Things will no doubt become clearer with time. But for now, on behalf of all the families, shopkeepers, and other folk battening down the hatches after dark, let’s hope it’s true that the rain is coming, and rioters don’t like getting wet.
It’s also worth emphasising that the UK has the lowest level of social mobility in the OECD. Even the perception that overcoming deprivation is possible is an important legitimation of the social order. It may now be absent for a lot of people.
Hind is right to argue that large scale civil disorder is itself necessarily political, even if many participants have no explicit political motivation. But it’s also right that those projecting revolutionary fantasies onto these events are wrong.
I’d close by noting once again that events of this sort are intensely frightening for those living through them.
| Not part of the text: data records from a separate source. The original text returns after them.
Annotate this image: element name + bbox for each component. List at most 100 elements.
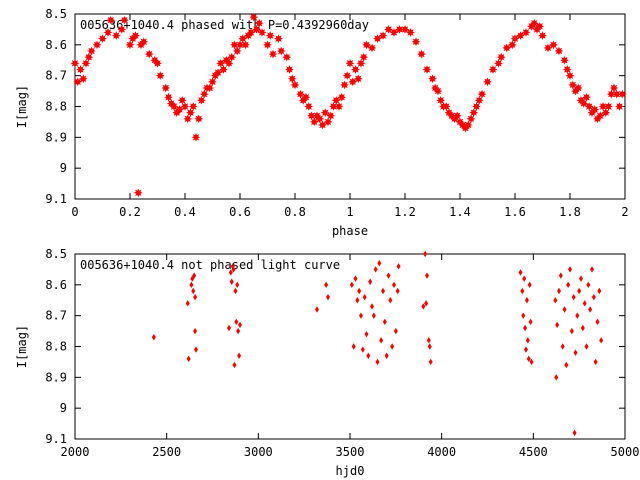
- data-point: [216, 58, 226, 68]
- data-point: [393, 327, 398, 335]
- x-tick-label: 1.2: [394, 205, 416, 219]
- y-tick-label: 8.9: [45, 130, 67, 144]
- data-point: [562, 65, 572, 74]
- data-point: [598, 102, 608, 111]
- data-point: [472, 102, 481, 111]
- data-point: [355, 297, 360, 304]
- data-point: [384, 25, 393, 34]
- data-point: [307, 111, 316, 121]
- data-point: [554, 46, 564, 56]
- data-point: [356, 58, 366, 68]
- data-point: [155, 71, 165, 81]
- data-point: [70, 58, 80, 68]
- data-point: [392, 281, 396, 289]
- data-point: [433, 86, 443, 96]
- data-point: [597, 287, 602, 295]
- data-point: [406, 28, 415, 37]
- data-point: [282, 52, 292, 62]
- data-point: [238, 34, 248, 44]
- data-point: [326, 293, 330, 301]
- data-point: [224, 58, 234, 68]
- data-point: [359, 312, 363, 319]
- x-tick-label: 3500: [336, 445, 365, 459]
- data-point: [590, 105, 600, 114]
- data-point: [428, 358, 433, 366]
- data-point: [268, 49, 278, 59]
- data-point: [523, 324, 528, 332]
- data-point: [543, 43, 553, 53]
- data-point: [395, 287, 400, 295]
- data-point: [326, 111, 336, 121]
- y-tick-label: 8.7: [45, 69, 67, 83]
- x-tick-label: 0.8: [284, 205, 306, 219]
- data-point: [125, 40, 135, 50]
- x-tick-label: 4500: [519, 445, 548, 459]
- data-point: [599, 337, 604, 344]
- data-point: [381, 287, 385, 295]
- data-point: [189, 281, 194, 289]
- y-tick-label: 8.5: [45, 247, 67, 261]
- data-point: [520, 287, 525, 295]
- data-point: [191, 287, 196, 295]
- data-point: [595, 111, 605, 121]
- x-tick-label: 2: [621, 205, 628, 219]
- data-point: [111, 31, 121, 40]
- data-point: [73, 77, 83, 87]
- plot-frame: [74, 13, 626, 200]
- y-axis-label: I[mag]: [15, 85, 29, 128]
- data-point: [92, 40, 102, 50]
- data-point: [252, 25, 261, 34]
- data-point: [411, 37, 421, 47]
- data-point: [133, 188, 143, 198]
- data-point: [521, 28, 531, 37]
- data-point: [175, 105, 184, 114]
- data-point: [323, 117, 333, 127]
- data-point: [180, 102, 190, 111]
- unphased-light-curve-panel: 2000 2500 3000 3500 4000 4500 5000 8.5 8.6 8.7 8.8…: [15, 247, 639, 478]
- data-point: [528, 318, 533, 326]
- x-tick-label: 0: [71, 205, 78, 219]
- y-axis-label: I[mag]: [15, 325, 29, 368]
- data-point: [367, 43, 377, 53]
- data-point: [228, 269, 233, 276]
- y-tick-label: 9: [60, 161, 67, 175]
- data-point: [577, 287, 582, 295]
- data-point: [524, 297, 529, 304]
- x-tick-label: 4000: [427, 445, 456, 459]
- data-point: [309, 117, 319, 127]
- data-point: [575, 312, 580, 319]
- data-point: [557, 287, 561, 295]
- data-point: [527, 281, 532, 289]
- data-point: [368, 278, 373, 285]
- data-point: [345, 58, 355, 68]
- data-point: [477, 89, 487, 99]
- data-point: [564, 361, 569, 369]
- data-point: [257, 28, 267, 37]
- data-point: [81, 58, 91, 68]
- y-tick-label: 8.6: [45, 38, 67, 52]
- data-point: [199, 89, 209, 99]
- x-axis-label: hjd0: [336, 464, 365, 478]
- data-point: [427, 343, 432, 350]
- x-tick-label: 1.8: [559, 205, 581, 219]
- data-point: [188, 102, 198, 111]
- x-tick-label: 0.4: [174, 205, 196, 219]
- data-point: [516, 31, 525, 40]
- data-point: [318, 120, 327, 130]
- data-point: [106, 15, 116, 25]
- data-point: [304, 102, 314, 111]
- data-point: [208, 77, 217, 87]
- data-point: [169, 102, 179, 111]
- data-point: [353, 275, 358, 282]
- data-point: [560, 343, 565, 350]
- data-point: [609, 83, 619, 93]
- x-tick-label: 2500: [152, 445, 181, 459]
- data-point: [348, 77, 358, 87]
- data-point: [417, 49, 426, 59]
- data-point: [360, 346, 365, 353]
- data-point: [249, 12, 259, 22]
- data-point: [507, 40, 517, 50]
- data-point: [586, 281, 591, 289]
- data-point: [388, 297, 393, 304]
- data-point: [84, 52, 94, 62]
That should not be forgotten.
Update: Another extremely interesting post at Potlach:
Sociologists and socialists are wary of blaming individuals, for events that they are not entirely in control of, and structures that they didn’t design. But surely a nuanced understanding of contemporary individualism recognises that it is no less real for having been politically constructed. Political and economic ideas and concepts can become more truthful over time, if there is enough power behind them. The neoliberal vision of the individual ego, choosing, desiring and consuming, independent of social norms or institutions, has grown more plausible over the past thirty years. Once it becomes adopted by people to understand and criticise their own lives and actions, then it attains a type of ‘performative’ and interpretive reality that class may have done in the past, but may never do again.
As David Harvey argues in A Brief History of Neoliberalism, combine neo-classical economics with the 1960s rhetoric of emancipation, and you have a heady ideological cocktail, that draws people into conceiving of themselves as autonomous sovereign selves. Ask today’s rioter what he is doing, and he will reply using the language of self, pleasure, economic freedom and individual recognition. This borders on the concerns of the Left, when it enters into identity politics, but for the most part it is entirely neoliberal.